The market will need time to absorb these challenges and when the dust settles, we will likely see upward pressure on prices. There is no doubt that demand has pushed price increases, but this is only part of the issue. Interest rates have been at historical lows and in turn push home values up. Demand has been pushed by an expectation that prices will continue to skyrocket making people feel they should purchase before they are priced out. If a client qualifies for an $800 000 mortgage today and expect prices to rise by 10% during that year, the pressure is on to buy now or pay $880 000 later.

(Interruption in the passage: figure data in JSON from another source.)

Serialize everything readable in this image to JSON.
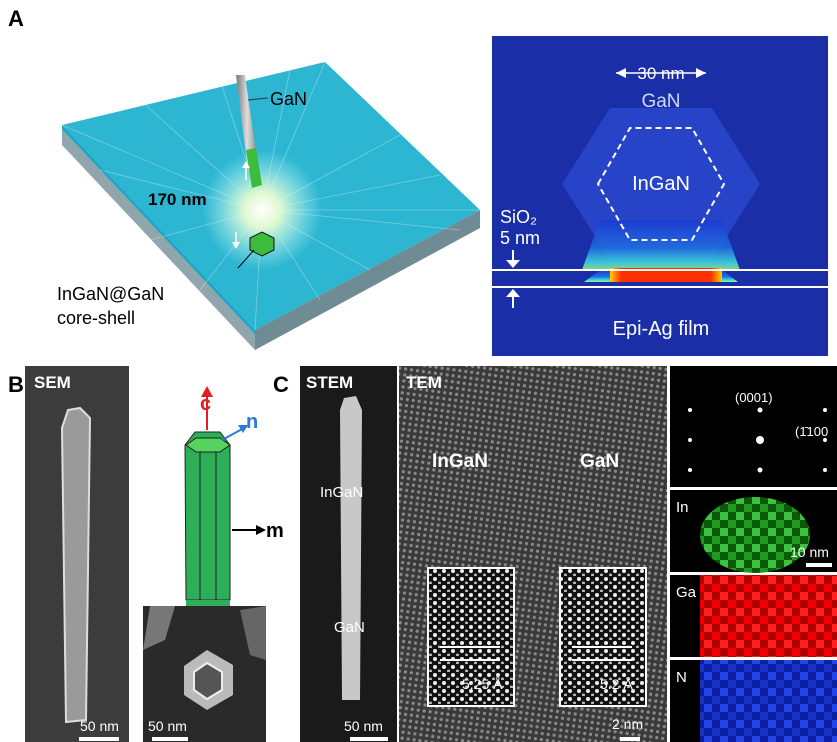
{
  "panel_a": {
    "label": "A",
    "schematic": {
      "nanowire": "GaN",
      "distance": "170 nm",
      "structure": [
        "InGaN@GaN",
        "core-shell"
      ]
    },
    "field_map": {
      "width": "30 nm",
      "shell": "GaN",
      "core": "InGaN",
      "spacer": "SiO₂",
      "spacer_thickness": "5 nm",
      "substrate": "Epi-Ag film"
    }
  },
  "panel_b": {
    "label": "B",
    "sem": {
      "title": "SEM",
      "scale_bar": "50 nm"
    },
    "schematic": {
      "axes": [
        "c",
        "n",
        "m"
      ]
    },
    "top_view": {
      "scale_bar": "50 nm"
    }
  },
  "panel_c": {
    "label": "C",
    "stem": {
      "title": "STEM",
      "regions": [
        "InGaN",
        "GaN"
      ],
      "scale_bar": "50 nm"
    },
    "tem": {
      "title": "TEM",
      "regions": [
        "InGaN",
        "GaN"
      ],
      "spacings": [
        "5.25 Å",
        "5.2 Å"
      ],
      "scale_bar": "2 nm"
    },
    "diffraction": {
      "spots": [
        "(0001)",
        "(1̄100"
      ]
    },
    "eds_maps": [
      {
        "element": "In",
        "scale_bar": "10 nm"
      },
      {
        "element": "Ga"
      },
      {
        "element": "N"
      }
    ]
  }
}
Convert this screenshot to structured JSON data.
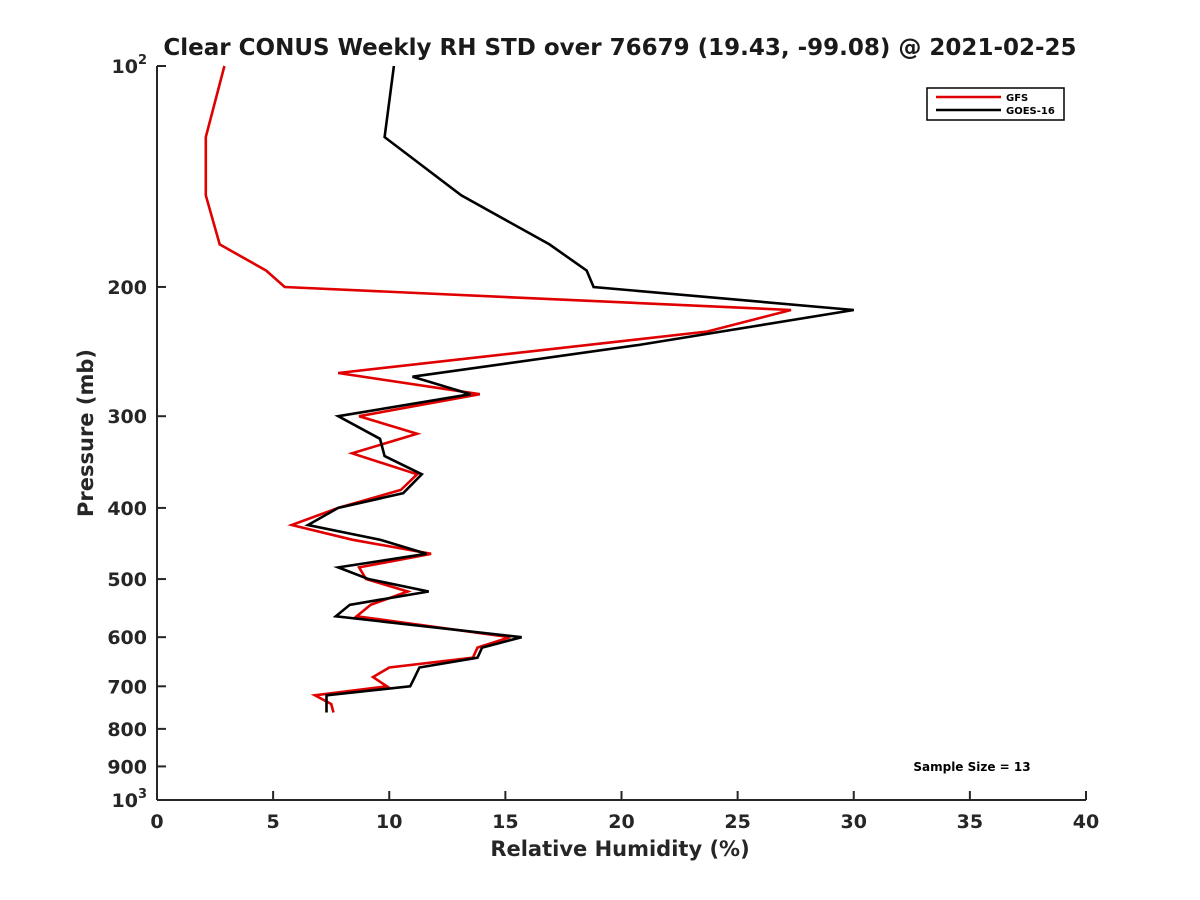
{
  "chart_data": {
    "type": "line",
    "title": "Clear CONUS Weekly RH STD over 76679 (19.43, -99.08) @ 2021-02-25",
    "xlabel": "Relative Humidity (%)",
    "ylabel": "Pressure (mb)",
    "xlim": [
      0,
      40
    ],
    "ylim": [
      100,
      1000
    ],
    "y_scale": "log",
    "y_reversed": true,
    "grid": false,
    "legend_position": "top-right",
    "x_ticks": [
      "0",
      "5",
      "10",
      "15",
      "20",
      "25",
      "30",
      "35",
      "40"
    ],
    "y_ticks": [
      {
        "value": 100,
        "base": "10",
        "exp": "2"
      },
      {
        "value": 200,
        "label": "200"
      },
      {
        "value": 300,
        "label": "300"
      },
      {
        "value": 400,
        "label": "400"
      },
      {
        "value": 500,
        "label": "500"
      },
      {
        "value": 600,
        "label": "600"
      },
      {
        "value": 700,
        "label": "700"
      },
      {
        "value": 800,
        "label": "800"
      },
      {
        "value": 900,
        "label": "900"
      },
      {
        "value": 1000,
        "base": "10",
        "exp": "3"
      }
    ],
    "series": [
      {
        "name": "GFS",
        "color": "#e00000",
        "points": [
          [
            2.9,
            100
          ],
          [
            2.1,
            125
          ],
          [
            2.1,
            150
          ],
          [
            2.7,
            175
          ],
          [
            4.7,
            190
          ],
          [
            5.5,
            200
          ],
          [
            27.3,
            215
          ],
          [
            23.7,
            230
          ],
          [
            7.8,
            262
          ],
          [
            13.9,
            280
          ],
          [
            8.7,
            300
          ],
          [
            11.2,
            317
          ],
          [
            8.4,
            337
          ],
          [
            11.2,
            360
          ],
          [
            10.5,
            378
          ],
          [
            7.8,
            400
          ],
          [
            5.8,
            422
          ],
          [
            8.4,
            442
          ],
          [
            11.8,
            462
          ],
          [
            8.7,
            482
          ],
          [
            9.0,
            500
          ],
          [
            10.8,
            520
          ],
          [
            9.2,
            542
          ],
          [
            8.6,
            562
          ],
          [
            15.2,
            600
          ],
          [
            13.8,
            620
          ],
          [
            13.6,
            640
          ],
          [
            10.0,
            660
          ],
          [
            9.3,
            680
          ],
          [
            9.9,
            700
          ],
          [
            6.8,
            720
          ],
          [
            7.5,
            740
          ],
          [
            7.6,
            760
          ]
        ]
      },
      {
        "name": "GOES-16",
        "color": "#000000",
        "points": [
          [
            10.2,
            100
          ],
          [
            9.8,
            125
          ],
          [
            13.1,
            150
          ],
          [
            16.9,
            175
          ],
          [
            18.5,
            190
          ],
          [
            18.8,
            200
          ],
          [
            30.0,
            215
          ],
          [
            20.7,
            240
          ],
          [
            11.0,
            265
          ],
          [
            13.5,
            280
          ],
          [
            7.8,
            300
          ],
          [
            9.6,
            322
          ],
          [
            9.8,
            340
          ],
          [
            11.4,
            360
          ],
          [
            10.6,
            382
          ],
          [
            7.8,
            400
          ],
          [
            6.5,
            422
          ],
          [
            9.6,
            442
          ],
          [
            11.6,
            462
          ],
          [
            7.8,
            482
          ],
          [
            9.1,
            500
          ],
          [
            11.7,
            520
          ],
          [
            8.3,
            542
          ],
          [
            7.7,
            562
          ],
          [
            15.7,
            600
          ],
          [
            14.0,
            620
          ],
          [
            13.8,
            640
          ],
          [
            11.3,
            660
          ],
          [
            11.1,
            680
          ],
          [
            10.9,
            700
          ],
          [
            7.3,
            720
          ],
          [
            7.3,
            740
          ],
          [
            7.3,
            760
          ]
        ]
      }
    ],
    "annotation": "Sample Size = 13"
  }
}
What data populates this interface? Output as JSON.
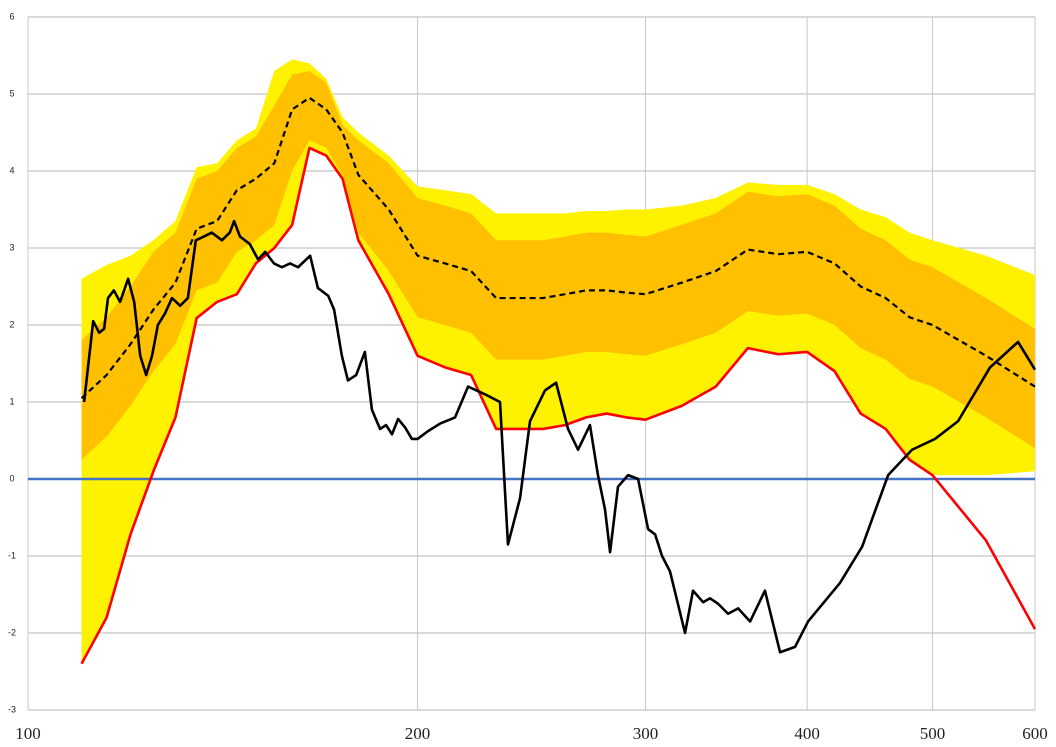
{
  "chart_data": {
    "type": "line",
    "xscale": "log",
    "xlim": [
      100,
      600
    ],
    "xticks": [
      100,
      200,
      300,
      400,
      500,
      600
    ],
    "ylim": [
      -3,
      6
    ],
    "yticks": [
      -3,
      -2,
      -1,
      0,
      1,
      2,
      3,
      4,
      5,
      6
    ],
    "grid": true,
    "x": [
      110,
      115,
      120,
      125,
      130,
      135,
      140,
      145,
      150,
      155,
      160,
      165,
      170,
      175,
      180,
      190,
      200,
      210,
      220,
      230,
      240,
      250,
      260,
      270,
      280,
      290,
      300,
      320,
      340,
      360,
      380,
      400,
      420,
      440,
      460,
      480,
      500,
      550,
      600
    ],
    "bands": [
      {
        "color": "#fff200",
        "upper": [
          2.6,
          2.78,
          2.9,
          3.1,
          3.35,
          4.05,
          4.1,
          4.4,
          4.55,
          5.3,
          5.45,
          5.4,
          5.2,
          4.7,
          4.5,
          4.2,
          3.8,
          3.75,
          3.7,
          3.45,
          3.45,
          3.45,
          3.45,
          3.48,
          3.48,
          3.5,
          3.5,
          3.55,
          3.65,
          3.85,
          3.82,
          3.82,
          3.7,
          3.5,
          3.4,
          3.2,
          3.1,
          2.9,
          2.65
        ],
        "lower": [
          -2.4,
          -1.8,
          -0.72,
          0.1,
          0.8,
          2.09,
          2.3,
          2.4,
          2.8,
          3.0,
          3.3,
          4.3,
          4.2,
          3.9,
          3.1,
          2.4,
          1.6,
          1.45,
          1.35,
          0.65,
          0.65,
          0.65,
          0.7,
          0.8,
          0.85,
          0.8,
          0.77,
          0.95,
          1.2,
          1.7,
          1.62,
          1.65,
          1.4,
          0.85,
          0.65,
          0.25,
          0.05,
          0.05,
          0.1
        ]
      },
      {
        "color": "#ffc000",
        "upper": [
          1.8,
          2.1,
          2.5,
          2.95,
          3.2,
          3.9,
          4.0,
          4.3,
          4.45,
          4.85,
          5.25,
          5.3,
          5.15,
          4.6,
          4.4,
          4.1,
          3.65,
          3.55,
          3.45,
          3.1,
          3.1,
          3.1,
          3.15,
          3.2,
          3.2,
          3.17,
          3.15,
          3.3,
          3.45,
          3.73,
          3.67,
          3.7,
          3.55,
          3.25,
          3.1,
          2.85,
          2.75,
          2.35,
          1.95
        ],
        "lower": [
          0.25,
          0.55,
          0.95,
          1.4,
          1.75,
          2.45,
          2.55,
          2.95,
          3.1,
          3.3,
          4.0,
          4.4,
          4.3,
          3.95,
          3.2,
          2.7,
          2.1,
          2.0,
          1.9,
          1.55,
          1.55,
          1.55,
          1.6,
          1.65,
          1.65,
          1.62,
          1.6,
          1.75,
          1.9,
          2.18,
          2.12,
          2.15,
          2.0,
          1.7,
          1.55,
          1.3,
          1.2,
          0.8,
          0.4
        ]
      }
    ],
    "hline": {
      "value": 0,
      "color": "#4472c4"
    },
    "series": [
      {
        "color": "#ff0000",
        "values": [
          -2.4,
          -1.8,
          -0.72,
          0.1,
          0.8,
          2.09,
          2.3,
          2.4,
          2.8,
          3.0,
          3.3,
          4.3,
          4.2,
          3.9,
          3.1,
          2.4,
          1.6,
          1.45,
          1.35,
          0.65,
          0.65,
          0.65,
          0.7,
          0.8,
          0.85,
          0.8,
          0.77,
          0.95,
          1.2,
          1.7,
          1.62,
          1.65,
          1.4,
          0.85,
          0.65,
          0.25,
          0.05,
          -0.8,
          -1.95
        ]
      },
      {
        "color": "#000000",
        "dash": true,
        "values": [
          1.05,
          1.35,
          1.75,
          2.2,
          2.55,
          3.25,
          3.35,
          3.75,
          3.9,
          4.1,
          4.8,
          4.95,
          4.8,
          4.5,
          3.95,
          3.5,
          2.9,
          2.8,
          2.7,
          2.35,
          2.35,
          2.35,
          2.4,
          2.45,
          2.45,
          2.42,
          2.4,
          2.55,
          2.7,
          2.98,
          2.92,
          2.95,
          2.8,
          2.5,
          2.35,
          2.1,
          2.0,
          1.6,
          1.2
        ]
      },
      {
        "color": "#000000",
        "x": [
          110.5,
          112.3,
          113.5,
          114.5,
          115.3,
          116.5,
          117.8,
          119.5,
          120.8,
          122.1,
          123.4,
          124.7,
          126.0,
          127.6,
          129.2,
          131.1,
          132.9,
          134.8,
          136.8,
          138.7,
          141.2,
          143.2,
          144.3,
          145.8,
          148.4,
          150.6,
          152.5,
          154.9,
          157.1,
          159.4,
          161.7,
          165.2,
          167.5,
          170.6,
          172.4,
          174.8,
          176.7,
          179.3,
          182.1,
          184.4,
          187.1,
          189.1,
          191.1,
          193.2,
          195.6,
          198.0,
          200,
          203.7,
          208.2,
          213.8,
          218.8,
          225.5,
          231.6,
          234.9,
          240.0,
          244.3,
          250.9,
          255.9,
          261.4,
          266.1,
          271.8,
          275.7,
          279.2,
          281.7,
          285.7,
          290.9,
          296.1,
          301.4,
          305.2,
          309.0,
          313.4,
          321.9,
          326.5,
          332.4,
          336.5,
          341.4,
          347.5,
          353.8,
          361.4,
          371.1,
          381.2,
          391.5,
          400.7,
          424.1,
          441.1,
          462.0,
          482.1,
          502.2,
          523.2,
          553.9,
          582.2,
          600
        ],
        "values": [
          1.0,
          2.05,
          1.9,
          1.95,
          2.35,
          2.45,
          2.3,
          2.6,
          2.3,
          1.6,
          1.35,
          1.6,
          2.0,
          2.15,
          2.35,
          2.25,
          2.35,
          3.1,
          3.15,
          3.2,
          3.1,
          3.2,
          3.35,
          3.15,
          3.05,
          2.85,
          2.95,
          2.8,
          2.75,
          2.8,
          2.75,
          2.9,
          2.48,
          2.38,
          2.2,
          1.6,
          1.28,
          1.35,
          1.65,
          0.9,
          0.65,
          0.7,
          0.58,
          0.78,
          0.67,
          0.52,
          0.52,
          0.62,
          0.72,
          0.8,
          1.2,
          1.1,
          1.0,
          -0.85,
          -0.25,
          0.75,
          1.15,
          1.25,
          0.65,
          0.38,
          0.7,
          0.05,
          -0.4,
          -0.95,
          -0.1,
          0.05,
          0.0,
          -0.65,
          -0.72,
          -1.0,
          -1.2,
          -2.0,
          -1.45,
          -1.6,
          -1.55,
          -1.62,
          -1.75,
          -1.68,
          -1.85,
          -1.45,
          -2.25,
          -2.18,
          -1.85,
          -1.35,
          -0.88,
          0.05,
          0.38,
          0.52,
          0.75,
          1.45,
          1.78,
          1.42
        ]
      }
    ]
  }
}
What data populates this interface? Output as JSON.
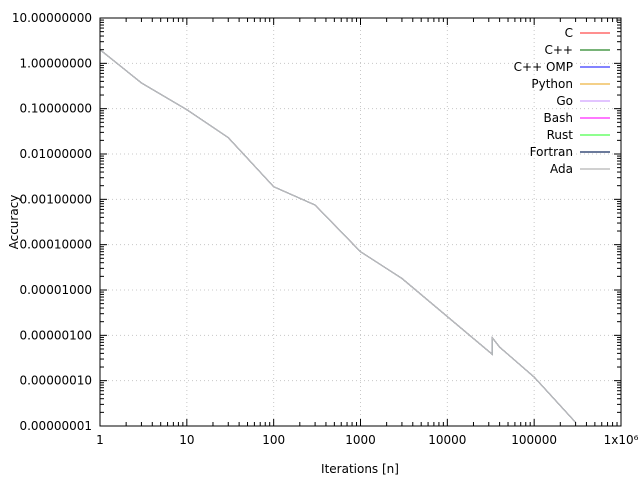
{
  "chart_data": {
    "type": "line",
    "xlabel": "Iterations [n]",
    "ylabel": "Accuracy",
    "x_scale": "log",
    "y_scale": "log",
    "xlim": [
      1,
      1000000
    ],
    "ylim": [
      1e-08,
      10
    ],
    "grid": true,
    "legend_position": "top-right",
    "x_tick_labels": [
      "1",
      "10",
      "100",
      "1000",
      "10000",
      "100000",
      "1x10⁶"
    ],
    "y_tick_labels": [
      "10.00000000",
      "1.00000000",
      "0.10000000",
      "0.01000000",
      "0.00100000",
      "0.00010000",
      "0.00001000",
      "0.00000100",
      "0.00000010",
      "0.00000001"
    ],
    "series": [
      {
        "name": "C",
        "color": "#ff6a6a",
        "x": [
          1,
          3,
          10,
          30,
          100,
          300,
          1000,
          3000,
          33000,
          33001,
          40000,
          100000,
          300000
        ],
        "y": [
          2.0,
          0.37,
          0.095,
          0.023,
          0.0019,
          0.00075,
          7e-05,
          1.8e-05,
          3.8e-07,
          8.8e-07,
          5.5e-07,
          1.2e-07,
          1.2e-08
        ]
      },
      {
        "name": "C++",
        "color": "#4c9a4c",
        "x": [
          1,
          3,
          10,
          30,
          100,
          300,
          1000,
          3000,
          33000,
          33001,
          40000,
          100000,
          300000
        ],
        "y": [
          2.0,
          0.37,
          0.095,
          0.023,
          0.0019,
          0.00075,
          7e-05,
          1.8e-05,
          3.8e-07,
          8.8e-07,
          5.5e-07,
          1.2e-07,
          1.2e-08
        ]
      },
      {
        "name": "C++ OMP",
        "color": "#5a5aff",
        "x": [
          1,
          3,
          10,
          30,
          100,
          300,
          1000,
          3000,
          33000,
          33001,
          40000,
          100000,
          300000
        ],
        "y": [
          2.0,
          0.37,
          0.095,
          0.023,
          0.0019,
          0.00075,
          7e-05,
          1.8e-05,
          3.8e-07,
          8.8e-07,
          5.5e-07,
          1.2e-07,
          1.2e-08
        ]
      },
      {
        "name": "Python",
        "color": "#f0c060",
        "x": [
          1,
          3,
          10,
          30,
          100,
          300,
          1000,
          3000,
          33000,
          33001,
          40000,
          100000,
          300000
        ],
        "y": [
          2.0,
          0.37,
          0.095,
          0.023,
          0.0019,
          0.00075,
          7e-05,
          1.8e-05,
          3.8e-07,
          8.8e-07,
          5.5e-07,
          1.2e-07,
          1.2e-08
        ]
      },
      {
        "name": "Go",
        "color": "#d8b0ff",
        "x": [
          1,
          3,
          10,
          30,
          100,
          300,
          1000,
          3000,
          33000,
          33001,
          40000,
          100000,
          300000
        ],
        "y": [
          2.0,
          0.37,
          0.095,
          0.023,
          0.0019,
          0.00075,
          7e-05,
          1.8e-05,
          3.8e-07,
          8.8e-07,
          5.5e-07,
          1.2e-07,
          1.2e-08
        ]
      },
      {
        "name": "Bash",
        "color": "#ff4cff",
        "x": [
          1,
          3,
          10,
          30,
          100,
          300,
          1000,
          3000,
          33000,
          33001,
          40000,
          100000,
          300000
        ],
        "y": [
          2.0,
          0.37,
          0.095,
          0.023,
          0.0019,
          0.00075,
          7e-05,
          1.8e-05,
          3.8e-07,
          8.8e-07,
          5.5e-07,
          1.2e-07,
          1.2e-08
        ]
      },
      {
        "name": "Rust",
        "color": "#6aff6a",
        "x": [
          1,
          3,
          10,
          30,
          100,
          300,
          1000,
          3000,
          33000,
          33001,
          40000,
          100000,
          300000
        ],
        "y": [
          2.0,
          0.37,
          0.095,
          0.023,
          0.0019,
          0.00075,
          7e-05,
          1.8e-05,
          3.8e-07,
          8.8e-07,
          5.5e-07,
          1.2e-07,
          1.2e-08
        ]
      },
      {
        "name": "Fortran",
        "color": "#3a4f7a",
        "x": [
          1,
          3,
          10,
          30,
          100,
          300,
          1000,
          3000,
          33000,
          33001,
          40000,
          100000,
          300000
        ],
        "y": [
          2.0,
          0.37,
          0.095,
          0.023,
          0.0019,
          0.00075,
          7e-05,
          1.8e-05,
          3.8e-07,
          8.8e-07,
          5.5e-07,
          1.2e-07,
          1.2e-08
        ]
      },
      {
        "name": "Ada",
        "color": "#c0c0c0",
        "x": [
          1,
          3,
          10,
          30,
          100,
          300,
          1000,
          3000,
          33000,
          33001,
          40000,
          100000,
          300000
        ],
        "y": [
          2.0,
          0.37,
          0.095,
          0.023,
          0.0019,
          0.00075,
          7e-05,
          1.8e-05,
          3.8e-07,
          8.8e-07,
          5.5e-07,
          1.2e-07,
          1.2e-08
        ]
      }
    ]
  }
}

Why should you expect the market to rebound? Although one should not expect the market to return to insane increases, recovery will occur. Eventually COVID will be in our rear-view mirror and work from home mandates will decrease. People will continue to spend money on travel and recreation in the short-term choosing to leave real estate decisions on the backburner for a while. Consumers will absorb new interest rates and return to the market. The GTA is insulated by extreme downward pressure and will remain stable compared to other Canadian markets. The writer purchased a home in 1988 when rates were 12-14% and in the first year of ownership saw the value drop. After nine years of ownership the value increased 25%, which seems modest now, making home ownership a lucrative investment. Now is not the time to consider house flipping and assignment sales on new builds because it’s unlikely you will see short-term gains that would cover the costs associated to buying and selling. Best advice, if you are entering the market, it might be time to get a good deal. Buy a home where you would like to spend a substantial number of years and your investment will pay off. The same advice stands for those who recently purchased at potentially higher prices. These buyers will benefit from locked in lower interest rates and although they may have paid a bit of a premium, values will increase over the mortgage term. Investing in real estate is never a bad move, this generation of buyers and sellers must accept new market conditions armed with the knowledge that history is on their side.